Life is a Gift: Understanding and Preventing Suicide
By: Garry Barber, PhD & Abby Elam, BSW
Suicide is one of the greatest tragedies facing our world today, and no individual or community is exempt from this epidemic of despair. Parents, spouses, children, church members, classmates, coworkers, and neighbors are all too often left with the haunting question of “WHY?” 40,000 – 50,000 deaths occur nationwide each year due to self-induced, life-ending action. The issues involved in such a decision are far too complex to allow for complete answers (especially since the only one who could truly provide an answer has permanently silenced him/herself). While we cannot offer concise answers, we do hope to provide insight into suicidal ideation and some recommendations for intervention.
The Downward Spiral. Rarely would a person consider taking his own life, make a plan, and carry it out in the same day.
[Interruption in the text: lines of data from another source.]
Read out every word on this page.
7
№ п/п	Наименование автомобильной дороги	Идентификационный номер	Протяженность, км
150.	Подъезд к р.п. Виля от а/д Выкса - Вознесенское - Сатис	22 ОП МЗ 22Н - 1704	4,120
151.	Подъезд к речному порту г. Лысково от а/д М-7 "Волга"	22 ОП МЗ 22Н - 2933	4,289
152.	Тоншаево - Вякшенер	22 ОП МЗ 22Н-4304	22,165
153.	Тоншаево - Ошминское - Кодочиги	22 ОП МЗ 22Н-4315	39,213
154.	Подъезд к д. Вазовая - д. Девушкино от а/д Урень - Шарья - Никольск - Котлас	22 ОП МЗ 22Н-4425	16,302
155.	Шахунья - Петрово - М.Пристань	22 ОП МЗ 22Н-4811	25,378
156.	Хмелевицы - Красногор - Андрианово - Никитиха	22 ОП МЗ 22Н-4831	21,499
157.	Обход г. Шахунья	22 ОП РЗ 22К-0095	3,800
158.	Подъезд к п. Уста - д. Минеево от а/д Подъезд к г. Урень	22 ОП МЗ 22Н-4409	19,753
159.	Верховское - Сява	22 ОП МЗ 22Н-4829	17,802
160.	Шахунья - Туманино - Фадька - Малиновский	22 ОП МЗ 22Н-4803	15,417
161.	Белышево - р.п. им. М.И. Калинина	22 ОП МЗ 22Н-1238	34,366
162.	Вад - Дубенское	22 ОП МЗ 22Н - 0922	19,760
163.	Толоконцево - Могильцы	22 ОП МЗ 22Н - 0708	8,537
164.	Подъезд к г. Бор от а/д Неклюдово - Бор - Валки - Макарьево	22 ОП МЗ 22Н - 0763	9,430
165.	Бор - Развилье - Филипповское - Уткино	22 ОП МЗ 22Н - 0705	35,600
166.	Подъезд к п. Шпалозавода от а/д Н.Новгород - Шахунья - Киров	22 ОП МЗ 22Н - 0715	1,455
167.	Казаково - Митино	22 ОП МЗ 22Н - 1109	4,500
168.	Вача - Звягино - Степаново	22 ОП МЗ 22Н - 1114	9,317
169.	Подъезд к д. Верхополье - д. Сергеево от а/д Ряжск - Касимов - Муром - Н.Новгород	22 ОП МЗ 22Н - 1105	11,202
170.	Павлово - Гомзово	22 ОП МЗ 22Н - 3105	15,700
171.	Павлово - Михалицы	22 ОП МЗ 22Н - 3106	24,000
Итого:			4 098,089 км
Typically, there is a process of downward spiral thinking, feeling, and believing that leads to hopeless despair resulting in the suicidal action. We believe this downward spiral begins with some type of loss, either real or perceived. Real losses may be related to job, title, social standing, wealth, health, innocence, independence, relationships, the death of a loved one or a host of other experiences. Perceived losses may include loss of importance, value, worth and identity. Either way, the significance of the loss is enough to cause the person to consider a permanent solution to the pain of such despair. Suicide then, may be described as a “catastrophic response to total despair.” (We are building here upon last month’s excellent article by Dr. Wattenbarger on the topic of despair as it appeared in Counselor’s Corner of the Joy House E News.) Such total despair is often the result of a person’s internal battle with unhealthy comparisons to those around him.
The Danger of Comparison. Unhealthy use of social media tends to deepen the hole of real and perceived losses as one observes others with happy faces, promotions, engagements, new babies, dream vacations and social gatherings. Too often these are perceived as indicators that others are “living their best life” all while the outside observer feels cutoff, marginalized and alone. The downward spiral intensifies being powered by increasing comparison. The result is a sense of shame that settles in and speaks of personal brokenness, emptiness and perceived worthlessness. Such comparisons lead to dark introspection pushing the sufferer still downward. One of our younger clients put it this way, “when you are in a dark place already, and then look at yourself, you never like what you see.”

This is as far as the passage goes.